The objective of this study is to quantify the overall and cancer type-specific risks of subsequent primary cancers (SPCs) among adult-onset cancer survivors by first primary cancer (FPC) types and sex. Among 1,537,101 survivors (mean age, 60.4 years; 48.8% women), 156,442 SPC cases and 88,818 SPC deaths occurred during 11,197,890 person-years of follow-up (mean, 7.3 years). Among men, the overall risk of developing any SPCs was statistically significantly higher for 18 of the 30 FPC types, and risk of dying from any SPCs was statistically significantly higher for 27 of 30 FPC types as compared with risks in the general population. Among women, the overall risk of developing any SPCs was statistically significantly higher for 21 of the 31 FPC types, and risk of dying from any SPCs was statistically significantly higher for 28 of 31 FPC types as compared with risks in the general population.

The highest overall standardized incidence ratio (SIR) and standardized mortality ratio (SMR) were estimated among survivors of laryngeal cancer (SIR, 1.75; incidence, 373 per 10,000 person-years) and gallbladder cancer (SMR, 3.82; mortality, 341 per 10,000 person-years) among men, and among survivors of laryngeal cancer (SIR, 2.48; incidence, 336 per 10,000 person-years; SMR, 4.56; mortality, 268 per 10,000 person-years) among women. Substantial variation existed in the associations of specific types of FPCs with specific types of SPC risk; however, only a few smoking- or obesity-associated SPCs, such as lung, urinary bladder, oral cavity/pharynx, colorectal, pancreatic, uterine corpus, and liver cancers constituted considerable proportions of the total incidence and mortality, with lung cancer alone accounting for 31% to 33% of mortality from all SPCs.

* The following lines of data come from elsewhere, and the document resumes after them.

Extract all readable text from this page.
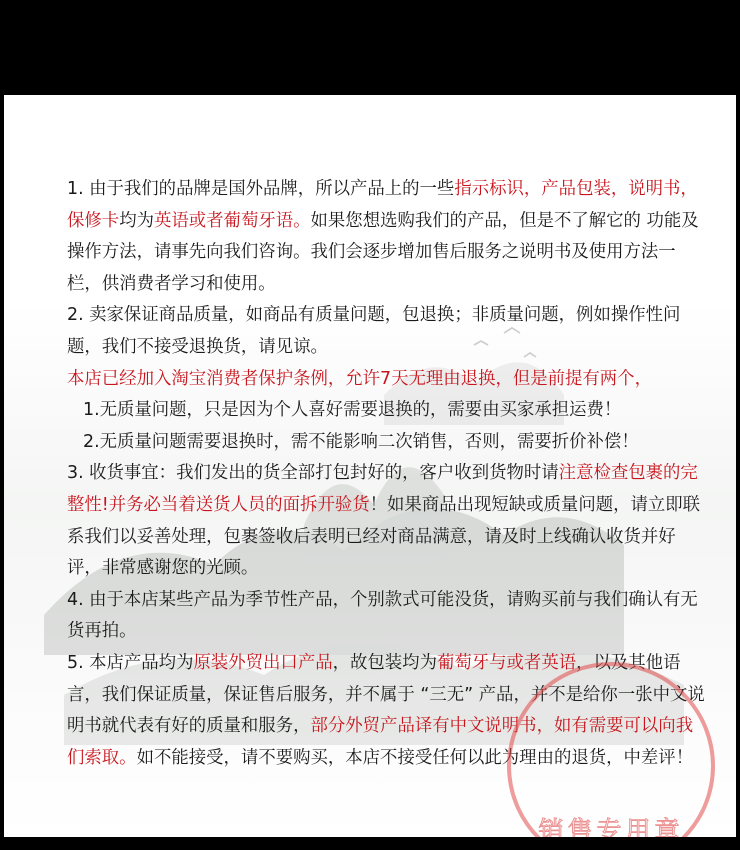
1. 由于我们的品牌是国外品牌，所以产品上的一些指示标识，产品包装，说明书，保修卡均为英语或者葡萄牙语。如果您想选购我们的产品，但是不了解它的 功能及操作方法，请事先向我们咨询。我们会逐步增加售后服务之说明书及使用方法一栏，供消费者学习和使用。

2. 卖家保证商品质量，如商品有质量问题，包退换；非质量问题，例如操作性问题，我们不接受退换货，请见谅。

本店已经加入淘宝消费者保护条例，允许7天无理由退换，但是前提有两个，

1.无质量问题，只是因为个人喜好需要退换的，需要由买家承担运费！

2.无质量问题需要退换时，需不能影响二次销售，否则，需要折价补偿！

3. 收货事宜：我们发出的货全部打包封好的，客户收到货物时请注意检查包裹的完整性!并务必当着送货人员的面拆开验货！如果商品出现短缺或质量问题，请立即联系我们以妥善处理，包裹签收后表明已经对商品满意，请及时上线确认收货并好评，非常感谢您的光顾。

4. 由于本店某些产品为季节性产品，个别款式可能没货，请购买前与我们确认有无货再拍。

5. 本店产品均为原装外贸出口产品，故包装均为葡萄牙与或者英语，以及其他语言，我们保证质量，保证售后服务，并不属于 “三无” 产品，并不是给你一张中文说明书就代表有好的质量和服务，部分外贸产品译有中文说明书，如有需要可以向我们索取。如不能接受，请不要购买，本店不接受任何以此为理由的退货，中差评！

销售专用章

Among survivors of adult-onset cancers in the United States, several types of primary cancer were significantly associated with greater risk of developing and dying from an SPC, compared with the general population. Cancers associated with smoking or obesity comprised substantial proportions of overall SPC incidence and mortality among all survivors and highlight the importance of ongoing surveillance and efforts to prevent new cancers among survivors.